USD/CAD
“Loonie”US Dollar / Canadian Dollar
USD/CAD ('Loonie') combines the BoC–Fed policy gap with crude-oil prices and deep US–Canada trade links.
USD/CAD is the exchange rate between the US and Canadian dollars. The Canadian dollar is nicknamed the 'loonie' after the bird on its coin. Because Canada and the US are deeply integrated trading partners, the two economies move together, and USD/CAD is often a relatively range-bound major punctuated by commodity and policy shocks.

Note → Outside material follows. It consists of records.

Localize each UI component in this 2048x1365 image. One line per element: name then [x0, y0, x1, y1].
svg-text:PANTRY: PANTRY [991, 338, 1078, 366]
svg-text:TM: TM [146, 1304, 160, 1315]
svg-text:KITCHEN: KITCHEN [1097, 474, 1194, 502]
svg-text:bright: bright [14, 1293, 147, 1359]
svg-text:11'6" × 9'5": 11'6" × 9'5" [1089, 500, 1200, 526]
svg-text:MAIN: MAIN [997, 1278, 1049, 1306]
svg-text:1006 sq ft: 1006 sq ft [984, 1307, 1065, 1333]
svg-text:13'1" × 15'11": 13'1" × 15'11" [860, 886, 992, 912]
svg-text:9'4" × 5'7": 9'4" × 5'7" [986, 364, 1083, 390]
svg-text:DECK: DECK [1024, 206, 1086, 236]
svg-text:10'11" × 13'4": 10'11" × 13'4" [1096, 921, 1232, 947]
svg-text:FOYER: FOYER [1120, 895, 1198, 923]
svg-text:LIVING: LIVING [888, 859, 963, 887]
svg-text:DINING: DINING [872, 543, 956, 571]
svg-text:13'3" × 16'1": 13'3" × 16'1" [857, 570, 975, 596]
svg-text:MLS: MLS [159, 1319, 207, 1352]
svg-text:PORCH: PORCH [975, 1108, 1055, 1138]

Crude oil is the wildcard: Canada is a major energy exporter, so rising oil prices tend to strengthen the loonie (pushing USD/CAD down), while falling oil weakens it. Layered on top is the gap between Bank of Canada and Federal Reserve policy.
What moves USD/CAD
- Crude-oil prices
Higher oil improves Canada's terms of trade and tends to strengthen CAD, lowering USD/CAD.
- BoC vs Fed policy
The expected overnight-rate vs federal-funds gap sets the carry.
- US growth & data
Canada's largest trading partner; US surprises spill into CAD.
- Broad dollar moves
US-led dollar trends move the numerator.
Trading sessions
Most active during the New York session, when US and Canadian data and oil markets are open.
Volatility
Moderate, with sharper moves around oil-price swings, BoC and FOMC decisions, and US/Canada employment data.
Central banks behind this pair
USD/CAD FAQ
- Why does oil move USD/CAD?
- Canada is a major crude exporter, so higher oil prices strengthen the Canadian dollar and tend to push USD/CAD lower, and vice versa.
- What is the 'loonie'?
- It is the nickname for the Canadian dollar, after the loon depicted on the one-dollar coin.
- What drives USD/CAD besides oil?
- The Bank of Canada–Fed policy gap, relative US–Canada growth, and broad dollar trends.